Worse for Newsom, this turnaround does not reflect a national phenomenon. Gregg Abbott’s Texas and Ron DeSantis’s Florida have achieved large budget surpluses, with several red states even initiating tax cuts. If the situation does not change, the contrast could prove devastating to Newsom’s presidential ambitions as well as to President Joe Biden, whose policy agenda largely follows progressive California lines.
The key to California’s travails lies not in other state’s stars, but in its own failing. California’s single-minded climate jihad — in addition to onerous labour regulations — has driven investment and people out of the state. Indeed, investment in rocket, battery, electric vehicle and semiconductor plants that may once have fitted naturally in the Golden State is now going to the likes of Ohio, Florida, and Texas.

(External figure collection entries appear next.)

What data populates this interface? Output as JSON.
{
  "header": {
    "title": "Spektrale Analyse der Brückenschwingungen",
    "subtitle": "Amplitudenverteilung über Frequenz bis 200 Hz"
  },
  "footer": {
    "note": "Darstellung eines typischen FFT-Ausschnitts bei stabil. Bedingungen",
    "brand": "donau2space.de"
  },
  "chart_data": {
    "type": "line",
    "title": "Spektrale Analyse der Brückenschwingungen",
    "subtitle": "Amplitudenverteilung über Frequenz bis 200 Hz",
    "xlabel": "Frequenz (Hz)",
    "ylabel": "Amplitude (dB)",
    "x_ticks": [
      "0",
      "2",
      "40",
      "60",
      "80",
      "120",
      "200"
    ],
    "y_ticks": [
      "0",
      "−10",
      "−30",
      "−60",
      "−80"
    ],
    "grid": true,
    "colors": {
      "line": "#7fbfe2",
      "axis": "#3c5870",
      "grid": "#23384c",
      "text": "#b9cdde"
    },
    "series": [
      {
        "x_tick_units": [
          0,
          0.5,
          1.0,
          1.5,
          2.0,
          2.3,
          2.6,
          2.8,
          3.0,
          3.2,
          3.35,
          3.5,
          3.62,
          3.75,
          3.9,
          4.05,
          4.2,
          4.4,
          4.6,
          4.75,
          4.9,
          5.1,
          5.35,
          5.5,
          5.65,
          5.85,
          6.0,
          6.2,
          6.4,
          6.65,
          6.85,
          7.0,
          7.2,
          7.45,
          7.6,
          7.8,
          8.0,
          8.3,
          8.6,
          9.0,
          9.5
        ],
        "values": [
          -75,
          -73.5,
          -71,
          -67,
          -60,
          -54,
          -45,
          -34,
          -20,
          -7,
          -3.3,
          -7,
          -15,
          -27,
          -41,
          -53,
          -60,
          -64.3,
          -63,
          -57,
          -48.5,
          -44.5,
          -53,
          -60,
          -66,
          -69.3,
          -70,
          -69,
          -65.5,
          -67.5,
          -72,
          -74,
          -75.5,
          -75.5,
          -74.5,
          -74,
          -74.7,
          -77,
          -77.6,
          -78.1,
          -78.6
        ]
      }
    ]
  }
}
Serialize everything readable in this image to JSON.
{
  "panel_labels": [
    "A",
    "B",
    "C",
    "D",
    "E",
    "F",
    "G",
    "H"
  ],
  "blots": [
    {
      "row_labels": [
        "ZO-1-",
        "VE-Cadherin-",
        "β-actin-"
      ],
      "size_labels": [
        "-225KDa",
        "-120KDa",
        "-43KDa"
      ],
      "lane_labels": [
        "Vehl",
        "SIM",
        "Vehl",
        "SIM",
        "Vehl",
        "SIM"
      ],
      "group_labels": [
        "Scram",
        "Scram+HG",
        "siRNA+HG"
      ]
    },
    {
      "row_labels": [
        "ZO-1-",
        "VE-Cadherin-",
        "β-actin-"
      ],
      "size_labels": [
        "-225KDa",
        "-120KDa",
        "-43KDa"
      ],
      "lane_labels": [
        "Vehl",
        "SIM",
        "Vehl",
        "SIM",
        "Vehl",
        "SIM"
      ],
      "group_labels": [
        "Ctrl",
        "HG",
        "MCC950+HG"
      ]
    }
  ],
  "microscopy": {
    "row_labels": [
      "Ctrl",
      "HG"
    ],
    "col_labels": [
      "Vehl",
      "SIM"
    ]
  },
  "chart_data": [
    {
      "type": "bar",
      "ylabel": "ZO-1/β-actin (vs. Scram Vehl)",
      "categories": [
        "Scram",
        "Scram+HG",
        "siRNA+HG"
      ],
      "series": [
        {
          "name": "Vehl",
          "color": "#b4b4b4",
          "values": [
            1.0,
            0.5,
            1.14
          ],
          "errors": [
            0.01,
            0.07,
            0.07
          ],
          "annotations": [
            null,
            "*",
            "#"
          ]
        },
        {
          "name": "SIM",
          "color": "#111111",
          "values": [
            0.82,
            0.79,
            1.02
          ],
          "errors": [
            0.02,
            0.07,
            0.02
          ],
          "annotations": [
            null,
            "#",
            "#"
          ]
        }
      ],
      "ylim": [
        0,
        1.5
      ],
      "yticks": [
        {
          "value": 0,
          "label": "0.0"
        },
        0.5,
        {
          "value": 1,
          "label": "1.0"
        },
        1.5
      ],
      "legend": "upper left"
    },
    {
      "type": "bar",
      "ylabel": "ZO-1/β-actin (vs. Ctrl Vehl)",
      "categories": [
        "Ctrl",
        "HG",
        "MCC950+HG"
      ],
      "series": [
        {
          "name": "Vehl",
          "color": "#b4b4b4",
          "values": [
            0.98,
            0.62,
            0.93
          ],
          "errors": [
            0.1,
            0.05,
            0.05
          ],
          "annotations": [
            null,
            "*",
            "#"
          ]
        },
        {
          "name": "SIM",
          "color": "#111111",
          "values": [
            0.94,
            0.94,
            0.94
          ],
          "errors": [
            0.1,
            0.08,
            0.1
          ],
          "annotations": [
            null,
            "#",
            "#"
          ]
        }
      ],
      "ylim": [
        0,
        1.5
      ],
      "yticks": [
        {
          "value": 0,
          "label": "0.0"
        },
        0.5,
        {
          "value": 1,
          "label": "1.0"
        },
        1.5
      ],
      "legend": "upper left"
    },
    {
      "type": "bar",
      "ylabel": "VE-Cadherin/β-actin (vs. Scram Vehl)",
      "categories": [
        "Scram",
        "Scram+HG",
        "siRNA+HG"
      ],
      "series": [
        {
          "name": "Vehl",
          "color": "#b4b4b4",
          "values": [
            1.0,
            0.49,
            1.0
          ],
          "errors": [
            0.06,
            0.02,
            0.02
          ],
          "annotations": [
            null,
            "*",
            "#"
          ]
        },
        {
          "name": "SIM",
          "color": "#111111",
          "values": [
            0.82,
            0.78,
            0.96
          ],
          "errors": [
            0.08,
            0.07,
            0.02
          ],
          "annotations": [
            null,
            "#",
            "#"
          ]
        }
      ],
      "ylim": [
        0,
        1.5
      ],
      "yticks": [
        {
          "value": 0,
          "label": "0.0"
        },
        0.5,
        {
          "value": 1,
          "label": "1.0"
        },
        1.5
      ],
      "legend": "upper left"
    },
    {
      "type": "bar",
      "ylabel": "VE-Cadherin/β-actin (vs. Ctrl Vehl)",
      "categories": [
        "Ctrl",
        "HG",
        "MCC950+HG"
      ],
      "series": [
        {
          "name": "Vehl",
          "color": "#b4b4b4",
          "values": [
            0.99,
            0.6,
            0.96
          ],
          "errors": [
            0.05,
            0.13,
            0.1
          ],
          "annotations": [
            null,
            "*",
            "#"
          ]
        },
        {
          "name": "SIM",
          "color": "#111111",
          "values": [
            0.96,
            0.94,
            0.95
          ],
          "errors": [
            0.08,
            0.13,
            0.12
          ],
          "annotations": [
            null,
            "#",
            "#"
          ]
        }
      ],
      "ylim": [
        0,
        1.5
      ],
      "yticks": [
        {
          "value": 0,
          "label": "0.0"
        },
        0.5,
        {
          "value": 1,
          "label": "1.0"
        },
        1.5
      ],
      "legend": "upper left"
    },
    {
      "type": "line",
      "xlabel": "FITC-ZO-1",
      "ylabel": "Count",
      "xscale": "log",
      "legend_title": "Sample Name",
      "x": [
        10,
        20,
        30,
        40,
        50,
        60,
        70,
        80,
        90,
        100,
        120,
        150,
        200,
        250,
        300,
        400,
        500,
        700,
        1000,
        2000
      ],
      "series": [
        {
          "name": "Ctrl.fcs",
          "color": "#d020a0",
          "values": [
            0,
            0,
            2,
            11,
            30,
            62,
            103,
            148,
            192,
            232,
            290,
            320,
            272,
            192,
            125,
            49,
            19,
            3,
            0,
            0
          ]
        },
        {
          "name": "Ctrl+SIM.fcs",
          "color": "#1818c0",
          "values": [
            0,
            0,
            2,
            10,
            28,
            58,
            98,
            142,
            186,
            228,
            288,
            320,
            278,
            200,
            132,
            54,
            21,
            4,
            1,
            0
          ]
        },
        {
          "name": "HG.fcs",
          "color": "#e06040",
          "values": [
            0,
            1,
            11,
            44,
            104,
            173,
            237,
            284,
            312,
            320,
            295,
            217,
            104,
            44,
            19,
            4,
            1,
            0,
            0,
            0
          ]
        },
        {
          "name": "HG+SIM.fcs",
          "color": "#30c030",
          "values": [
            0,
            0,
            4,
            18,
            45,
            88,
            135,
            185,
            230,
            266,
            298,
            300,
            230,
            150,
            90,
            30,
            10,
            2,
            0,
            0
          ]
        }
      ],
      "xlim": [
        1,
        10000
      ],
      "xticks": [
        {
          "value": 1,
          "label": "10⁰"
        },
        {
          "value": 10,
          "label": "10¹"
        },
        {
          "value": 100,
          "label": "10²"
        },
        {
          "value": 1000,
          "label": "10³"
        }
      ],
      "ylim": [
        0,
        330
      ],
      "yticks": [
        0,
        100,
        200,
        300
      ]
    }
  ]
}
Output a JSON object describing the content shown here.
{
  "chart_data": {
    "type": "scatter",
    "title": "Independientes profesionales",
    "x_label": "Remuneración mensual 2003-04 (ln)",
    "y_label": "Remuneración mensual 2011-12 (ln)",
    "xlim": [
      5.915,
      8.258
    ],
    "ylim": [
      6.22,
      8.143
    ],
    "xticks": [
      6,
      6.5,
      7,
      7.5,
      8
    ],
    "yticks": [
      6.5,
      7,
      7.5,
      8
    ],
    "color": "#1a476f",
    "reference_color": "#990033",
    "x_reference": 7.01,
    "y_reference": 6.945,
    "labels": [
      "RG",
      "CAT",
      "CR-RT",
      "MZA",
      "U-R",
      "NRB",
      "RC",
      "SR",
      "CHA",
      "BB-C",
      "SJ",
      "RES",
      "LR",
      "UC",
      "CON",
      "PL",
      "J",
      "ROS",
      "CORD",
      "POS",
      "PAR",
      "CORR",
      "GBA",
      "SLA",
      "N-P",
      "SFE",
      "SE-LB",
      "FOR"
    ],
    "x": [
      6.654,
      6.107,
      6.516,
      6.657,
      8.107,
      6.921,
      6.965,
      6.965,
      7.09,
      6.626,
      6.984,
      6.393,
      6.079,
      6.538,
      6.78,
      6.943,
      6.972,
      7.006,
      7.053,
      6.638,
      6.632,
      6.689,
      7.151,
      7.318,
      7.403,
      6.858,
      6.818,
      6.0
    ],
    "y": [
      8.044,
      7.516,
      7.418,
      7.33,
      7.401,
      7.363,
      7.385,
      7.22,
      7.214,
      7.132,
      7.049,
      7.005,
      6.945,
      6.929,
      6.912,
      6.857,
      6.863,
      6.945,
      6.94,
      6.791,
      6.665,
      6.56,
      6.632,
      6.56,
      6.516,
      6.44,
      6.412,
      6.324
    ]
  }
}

Any attempt to restrain spending will be painful for Californians who have grown reliant on an expansive welfare state. The state already suffers from the worst housing affordability in the country. What’s more, in 2022 California suffered some of the lowest personal income growth rates in the country, and its GDP grew at less than half the pace of its arch-rival, Texas.
Yet as the poor and working class suffer, those leaving at record levels are not all impoverished campesinos, but increasingly middle-income, middle-aged families — the people once central to the California dream.
An even greater immediate concern is the loss of the wealthy. Until recently, California was able to hold onto its bevy of rich taxpayers — unlike New York, Illinois and other basket cases — due to its vibrant venture economy, pleasant weather and beautiful cities. But in 2020, California lost $17.8 billion in personal tax revenues, a figure bested only by New York.
It is dawning on people, including the super-rich, that California is losing its lustre — and losing it fast.